Afinal, quando uma reserva é homologada, todos os habitantes anteriores
devem ser realocados para fora da reserva.
É
claro que o Executivo e o Judiciário vão arranjar um jeito tortuoso de
não conceder uma grande parte da cidade de São Paulo para minha tribo.
Entretanto, pela Constituição, o correto é que recebêssemos essa terra.
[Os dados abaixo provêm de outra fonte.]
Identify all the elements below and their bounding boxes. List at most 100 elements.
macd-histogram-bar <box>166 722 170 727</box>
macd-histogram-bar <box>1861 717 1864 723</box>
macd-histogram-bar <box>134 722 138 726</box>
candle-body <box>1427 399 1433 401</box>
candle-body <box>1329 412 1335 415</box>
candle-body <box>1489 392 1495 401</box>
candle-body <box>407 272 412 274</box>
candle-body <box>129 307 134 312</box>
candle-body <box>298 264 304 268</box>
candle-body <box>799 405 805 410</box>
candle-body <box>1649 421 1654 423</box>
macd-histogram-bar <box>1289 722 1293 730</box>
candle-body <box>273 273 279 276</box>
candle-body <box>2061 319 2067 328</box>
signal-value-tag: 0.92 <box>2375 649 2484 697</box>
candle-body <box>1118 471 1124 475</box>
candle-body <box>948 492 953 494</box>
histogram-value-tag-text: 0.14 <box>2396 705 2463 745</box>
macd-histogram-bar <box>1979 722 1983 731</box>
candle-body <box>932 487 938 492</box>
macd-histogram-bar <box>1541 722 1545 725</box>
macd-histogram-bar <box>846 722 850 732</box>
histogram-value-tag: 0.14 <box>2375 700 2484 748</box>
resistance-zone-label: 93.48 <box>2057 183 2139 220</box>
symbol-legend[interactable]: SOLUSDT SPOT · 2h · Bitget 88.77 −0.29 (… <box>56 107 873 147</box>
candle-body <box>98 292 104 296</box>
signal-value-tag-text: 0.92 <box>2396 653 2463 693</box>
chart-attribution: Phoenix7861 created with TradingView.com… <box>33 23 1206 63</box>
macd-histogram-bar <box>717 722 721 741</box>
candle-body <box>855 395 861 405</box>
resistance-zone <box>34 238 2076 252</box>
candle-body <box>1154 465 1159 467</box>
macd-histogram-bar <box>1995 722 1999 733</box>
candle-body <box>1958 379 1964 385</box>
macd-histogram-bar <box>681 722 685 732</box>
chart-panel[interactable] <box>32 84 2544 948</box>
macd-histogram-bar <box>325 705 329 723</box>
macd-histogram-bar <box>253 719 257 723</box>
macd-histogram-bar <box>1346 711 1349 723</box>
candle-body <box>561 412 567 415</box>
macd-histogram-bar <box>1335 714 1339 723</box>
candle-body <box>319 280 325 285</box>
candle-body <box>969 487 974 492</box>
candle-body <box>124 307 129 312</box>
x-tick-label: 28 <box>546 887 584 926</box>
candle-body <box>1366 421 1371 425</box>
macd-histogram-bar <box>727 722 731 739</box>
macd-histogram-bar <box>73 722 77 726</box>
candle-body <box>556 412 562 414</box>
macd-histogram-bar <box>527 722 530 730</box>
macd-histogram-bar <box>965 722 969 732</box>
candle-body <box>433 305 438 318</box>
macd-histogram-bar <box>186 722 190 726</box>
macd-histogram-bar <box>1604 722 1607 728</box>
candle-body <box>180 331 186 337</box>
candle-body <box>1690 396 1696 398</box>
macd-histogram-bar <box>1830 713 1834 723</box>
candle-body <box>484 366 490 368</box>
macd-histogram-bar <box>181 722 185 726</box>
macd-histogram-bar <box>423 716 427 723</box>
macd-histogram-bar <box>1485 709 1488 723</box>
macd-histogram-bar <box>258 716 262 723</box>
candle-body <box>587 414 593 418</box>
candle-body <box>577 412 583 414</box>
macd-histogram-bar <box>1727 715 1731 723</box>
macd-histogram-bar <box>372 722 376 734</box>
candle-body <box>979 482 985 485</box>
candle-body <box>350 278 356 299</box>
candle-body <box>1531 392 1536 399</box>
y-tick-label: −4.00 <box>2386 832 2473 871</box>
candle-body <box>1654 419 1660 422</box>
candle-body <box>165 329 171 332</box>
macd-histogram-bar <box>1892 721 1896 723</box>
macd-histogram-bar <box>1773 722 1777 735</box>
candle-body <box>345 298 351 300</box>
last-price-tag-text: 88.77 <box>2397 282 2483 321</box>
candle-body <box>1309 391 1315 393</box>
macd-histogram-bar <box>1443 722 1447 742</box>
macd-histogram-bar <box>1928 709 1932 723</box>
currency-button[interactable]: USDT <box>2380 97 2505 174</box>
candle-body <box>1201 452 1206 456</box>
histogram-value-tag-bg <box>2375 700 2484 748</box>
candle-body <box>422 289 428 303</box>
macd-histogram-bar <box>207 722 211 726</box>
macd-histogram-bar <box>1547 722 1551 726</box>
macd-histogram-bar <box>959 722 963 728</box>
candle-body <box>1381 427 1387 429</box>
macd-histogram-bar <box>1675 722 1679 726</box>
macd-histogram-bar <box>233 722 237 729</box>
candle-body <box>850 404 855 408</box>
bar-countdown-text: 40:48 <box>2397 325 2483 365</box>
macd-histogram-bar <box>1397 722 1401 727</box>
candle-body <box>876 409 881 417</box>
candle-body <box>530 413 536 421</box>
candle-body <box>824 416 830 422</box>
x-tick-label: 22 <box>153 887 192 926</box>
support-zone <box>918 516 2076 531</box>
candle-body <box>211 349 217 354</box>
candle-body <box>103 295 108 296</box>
Afinal, não existe dúvida que ela já era nossa antes da chegada dos
portugueses. E esse direito foi reafirmado pelo STF essa semana.
Na
realidade, esse tipo de conflito já existe em duas terras indígenas
aqui perto da avenida Paulista, uma no pico do Jaraguá, outra na região
de Interlagos. Foi um caso semelhante, em Santa Catarina, que provocou a
discussão sobre o “marco temporal”.
A proposta do marco temporal
coloca um limite ao que um grupo indígena pode reivindicar. Pelo
projeto aprovado no Congresso essa semana, eu só posso tomar posse da
Avenida Paulista e adjacências se conseguir demonstrar que ocupava a
área na data da promulgação da Constituição (1988). Esse é o conceito do
marco temporal: não adianta eu provar que minha tribo morava ali quando
a cidade foi fundada, eu preciso mostrar que estava ali em 1988 ou
depois. E que se saiba não existiam aldeias indígenas na Avenida
Paulista em 1988.
Não
há dúvida de que uma lei que defina um marco temporal para a
implantação de novas reservas indígenas restringe o direito dos povos
indígenas. Mas, também é claro que um marco temporal não impede que
novas reservas indígenas sejam criadas para proteger as populações que
habitam as florestas atualmente ou as que estavam em qualquer cidade
depois de 1988, como é o caso das populações indígenas no pico do
Jaraguá ou em Interlagos. E em nada afeta as reservas já demarcadas e
homologadas.
É
claro que é necessário decidir o que fazer com as reservas que estão no
meio do processo de homologação. O principal problema da lei recém
aprovada é que ela contém artigos que enfraquecem a proteção às
reservas. Esses artigos precisam ser vetados.
Me
parece que algum tipo de marco temporal é necessário para garantir a
boa convivência entre as populações indígenas e o restante dos
brasileiros. Como antes da chegada dos portugueses os povos indígenas
ocupavam quase todo o Brasil, a ausência de algum tipo de limite
temporal permite que, em teoria, todo o território brasileiro seja
transformado em reservas indígenas. Pensando bem, do ponto de vista
ambiental, talvez não seja uma ideia tão ruim. O problema é decidir onde
colocar os outros 214 milhões de brasileiros.